Sulle spiagge del sud britannico Mods e Rockers, rappresentanti di scuole di pensiero opposte sul modo di acconciarsi i capelli, di come ci si doveva vestire e, soprattutto, su questioni inerenti alla scelta se andare in moto o in Lambretta, se le davano di brutto in risse giganti che potevano durare giorni e giorni.

Qui da noi in genere tutto si butta in musica, e agli ottimi Gianni Meccia e Franco Migliacci viene in mente di scrivere un gagliardo pezzo sul tema. Ambientiamolo a Liverpool, devono aver pensato, è più di moda. E mettiamoci un tocco romantico, da noi il connubio amore-morte funziona sempre, dai tempi di Giulietta e Romeo. Che poi fu un inglese a raccontarla per bene, quella storia e quindi il cerchio si chiude.

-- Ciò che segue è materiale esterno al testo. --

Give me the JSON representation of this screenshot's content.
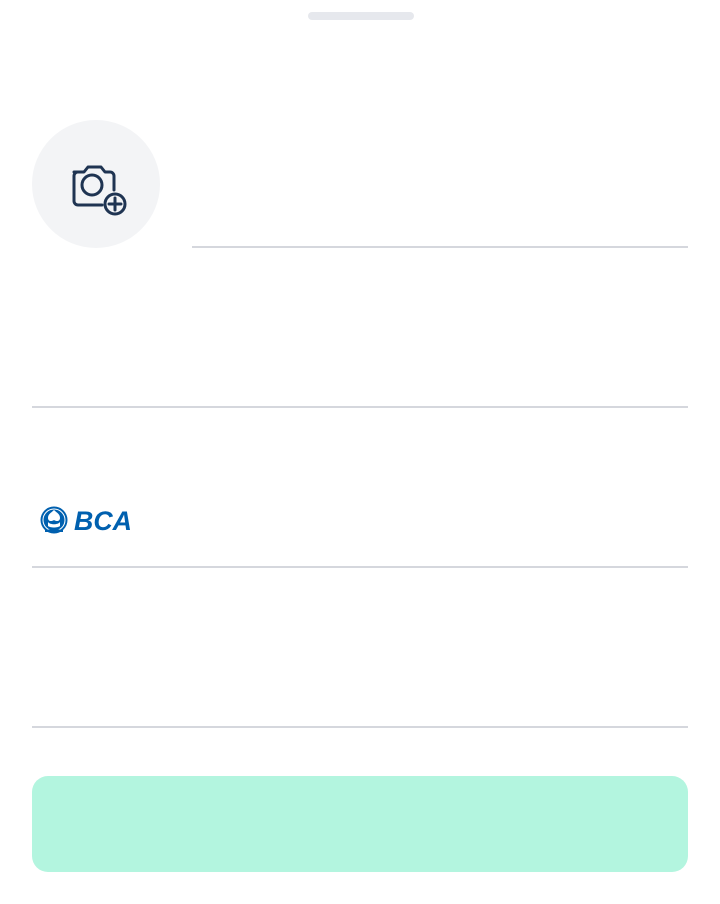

Nasceva così “Uno dei Mods”, travolgente beat affidato a un nuovo cantante, spuntato all’improvviso come tanti altri in quel periodo. Stiamo parlando di Ricky Shayne, personaggio dall’etnia incerta proposto al pubblico come un curioso incrocio tra Little Tony e James Dean. Canta in un italiano quasi privo di accenti stranieri e appare, bellissimo nel suo ciuffo ribelle, nerovestito e con le mani coperte da sinistri guanti di pelle, appoggiato pigramente a una chitarra elettrica mentre, sullo sfondo, teppisti disegnati in stile fumetto danno vita a sfrenate e truculente scene di battaglia.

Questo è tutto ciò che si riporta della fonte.